DLL stands for Dynamic Link Library. In layman’s terms, it’s a library of files shared by many programs. When you install any software, most automatically register the needed DLL files into the registry of your computer’s operating system. However, there may arise an occasion when an additional DLL file is required which isn’t already in the registry.
To know how to register a DLL, all that’s required is access to an account with administrator privileges and a few simple steps thereafter. If it’s your personal computer, you would normally have assigned yourself as part of the administrator group. If it’s an office computer for common use, this may remain to be seen as the IT department frowns upon unauthorized use of computer resources by running external applications and changes to computer registries. A simple hint to check whether you’ve got sufficient rights is to try and access system folders. If you can’t see them, it’s likely you can’t do very much.
Once your system’s fully loaded, click Start and go to the Run option. Enter the command regsvr32 followed by a space and then the full path and file name of the DLL file to be registered in the text entry box. Hit the Enter key. A pop-up box is displayed to confirm your DLL file is successfully registered in the registry. If you have another file to register which is located in the same folder, some deft maneuvers with the copy and paste functions should save you some keystrokes. If you have another fifty files to go, perhaps a better solution is called for.
If you’ve got more than a handful of files, be more resourceful to find out how to register a DLL that many times. Since it requires a command line per registration, how about preparing a list of command lines ahead of time? Open the Notepad application and enter the first command line. Copy and paste more lines, changing the file names and paths if need be. Save as a batch file and run it from the Run option or at command prompt. This is also a good method to keep track of what you’ve done. It also serves as a simple form of audit trail in case questions are asked in the future.

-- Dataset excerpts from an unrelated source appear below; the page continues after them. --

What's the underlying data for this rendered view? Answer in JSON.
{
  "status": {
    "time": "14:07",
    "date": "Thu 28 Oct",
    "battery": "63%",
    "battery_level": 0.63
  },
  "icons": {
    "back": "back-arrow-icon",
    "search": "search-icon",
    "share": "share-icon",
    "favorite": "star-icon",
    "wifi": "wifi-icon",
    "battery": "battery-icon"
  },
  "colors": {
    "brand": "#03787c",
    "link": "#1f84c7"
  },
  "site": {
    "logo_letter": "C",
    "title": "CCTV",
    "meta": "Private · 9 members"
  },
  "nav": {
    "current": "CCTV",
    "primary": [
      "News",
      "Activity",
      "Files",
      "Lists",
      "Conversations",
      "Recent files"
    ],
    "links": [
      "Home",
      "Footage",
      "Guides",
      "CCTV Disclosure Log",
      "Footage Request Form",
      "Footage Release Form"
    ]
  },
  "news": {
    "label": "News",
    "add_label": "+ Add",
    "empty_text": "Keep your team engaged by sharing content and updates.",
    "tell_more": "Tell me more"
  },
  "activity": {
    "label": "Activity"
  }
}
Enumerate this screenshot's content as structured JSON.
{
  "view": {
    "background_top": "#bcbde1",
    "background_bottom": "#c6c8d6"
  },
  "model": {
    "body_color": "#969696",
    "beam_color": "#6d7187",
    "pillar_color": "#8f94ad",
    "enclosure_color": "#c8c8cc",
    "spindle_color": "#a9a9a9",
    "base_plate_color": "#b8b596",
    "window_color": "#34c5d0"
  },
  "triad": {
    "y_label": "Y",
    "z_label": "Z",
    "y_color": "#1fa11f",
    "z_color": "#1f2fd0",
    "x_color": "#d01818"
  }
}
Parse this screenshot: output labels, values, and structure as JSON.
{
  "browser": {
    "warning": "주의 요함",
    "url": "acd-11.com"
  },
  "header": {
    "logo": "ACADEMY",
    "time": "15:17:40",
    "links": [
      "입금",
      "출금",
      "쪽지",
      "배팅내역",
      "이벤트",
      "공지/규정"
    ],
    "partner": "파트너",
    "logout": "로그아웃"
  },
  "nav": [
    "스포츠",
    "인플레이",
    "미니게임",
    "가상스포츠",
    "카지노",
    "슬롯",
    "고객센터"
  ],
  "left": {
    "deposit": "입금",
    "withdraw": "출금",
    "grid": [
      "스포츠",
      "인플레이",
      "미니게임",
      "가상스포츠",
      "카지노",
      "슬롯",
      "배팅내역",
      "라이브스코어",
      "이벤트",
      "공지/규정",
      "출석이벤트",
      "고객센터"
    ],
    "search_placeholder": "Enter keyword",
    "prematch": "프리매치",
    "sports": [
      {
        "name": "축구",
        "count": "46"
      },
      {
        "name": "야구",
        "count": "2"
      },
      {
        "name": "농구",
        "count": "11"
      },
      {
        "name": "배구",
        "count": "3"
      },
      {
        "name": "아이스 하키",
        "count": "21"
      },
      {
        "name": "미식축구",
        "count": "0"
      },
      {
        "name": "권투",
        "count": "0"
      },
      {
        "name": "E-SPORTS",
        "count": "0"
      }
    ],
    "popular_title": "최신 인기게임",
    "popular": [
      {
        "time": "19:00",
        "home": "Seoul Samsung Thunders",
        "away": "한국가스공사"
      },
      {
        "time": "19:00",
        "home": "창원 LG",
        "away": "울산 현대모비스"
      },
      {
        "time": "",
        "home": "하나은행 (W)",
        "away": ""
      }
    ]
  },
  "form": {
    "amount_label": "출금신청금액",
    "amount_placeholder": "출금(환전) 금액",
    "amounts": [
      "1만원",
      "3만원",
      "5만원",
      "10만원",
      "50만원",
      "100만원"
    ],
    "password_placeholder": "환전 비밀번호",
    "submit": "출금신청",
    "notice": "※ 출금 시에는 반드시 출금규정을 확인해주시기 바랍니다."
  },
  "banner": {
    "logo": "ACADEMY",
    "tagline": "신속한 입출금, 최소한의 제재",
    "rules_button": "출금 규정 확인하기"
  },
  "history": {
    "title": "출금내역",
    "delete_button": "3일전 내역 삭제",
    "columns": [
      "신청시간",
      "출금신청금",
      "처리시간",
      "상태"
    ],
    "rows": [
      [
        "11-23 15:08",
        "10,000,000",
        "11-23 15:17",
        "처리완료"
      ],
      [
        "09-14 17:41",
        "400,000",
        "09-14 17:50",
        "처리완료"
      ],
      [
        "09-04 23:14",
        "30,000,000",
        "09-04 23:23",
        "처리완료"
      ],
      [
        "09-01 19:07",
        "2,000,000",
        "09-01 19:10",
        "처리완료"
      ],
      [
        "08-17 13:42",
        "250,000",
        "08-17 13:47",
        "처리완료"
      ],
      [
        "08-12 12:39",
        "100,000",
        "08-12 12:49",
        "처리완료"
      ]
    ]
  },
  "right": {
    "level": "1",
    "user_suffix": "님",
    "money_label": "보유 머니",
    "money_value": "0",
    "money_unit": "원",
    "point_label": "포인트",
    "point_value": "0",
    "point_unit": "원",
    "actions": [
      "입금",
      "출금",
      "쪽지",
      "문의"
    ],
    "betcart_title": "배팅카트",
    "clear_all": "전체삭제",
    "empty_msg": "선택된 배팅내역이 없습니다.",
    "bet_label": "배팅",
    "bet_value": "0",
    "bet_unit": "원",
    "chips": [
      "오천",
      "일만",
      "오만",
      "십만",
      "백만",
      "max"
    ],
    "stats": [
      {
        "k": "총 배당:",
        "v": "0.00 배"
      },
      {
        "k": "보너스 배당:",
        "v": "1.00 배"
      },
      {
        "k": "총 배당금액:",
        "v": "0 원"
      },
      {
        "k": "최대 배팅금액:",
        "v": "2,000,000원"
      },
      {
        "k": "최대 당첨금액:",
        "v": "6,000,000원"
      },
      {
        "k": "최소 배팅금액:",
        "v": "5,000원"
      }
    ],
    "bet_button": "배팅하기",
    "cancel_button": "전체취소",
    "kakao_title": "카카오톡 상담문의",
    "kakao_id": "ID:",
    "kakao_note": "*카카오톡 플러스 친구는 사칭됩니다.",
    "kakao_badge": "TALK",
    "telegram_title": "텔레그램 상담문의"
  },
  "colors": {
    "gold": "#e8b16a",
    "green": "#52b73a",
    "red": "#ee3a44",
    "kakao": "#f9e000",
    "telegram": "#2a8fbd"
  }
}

If you’re totally not in favor of typing, copying and pasting, perhaps it’s time to put your fingers to action with mouse clicks. When you do a mouse right-click over a file, there’s an option called Send To which you use to create a shortcut on your desktop or for other options. Why not put that option to good use and create a shortcut to regsvr32? Once done, go to the folder where your DLL files to be registered are located. Select the relevant ones and do a mouse right-click. Go to Send To and select the regsvr32 shortcut. In less than two shakes of a tail, you’re done.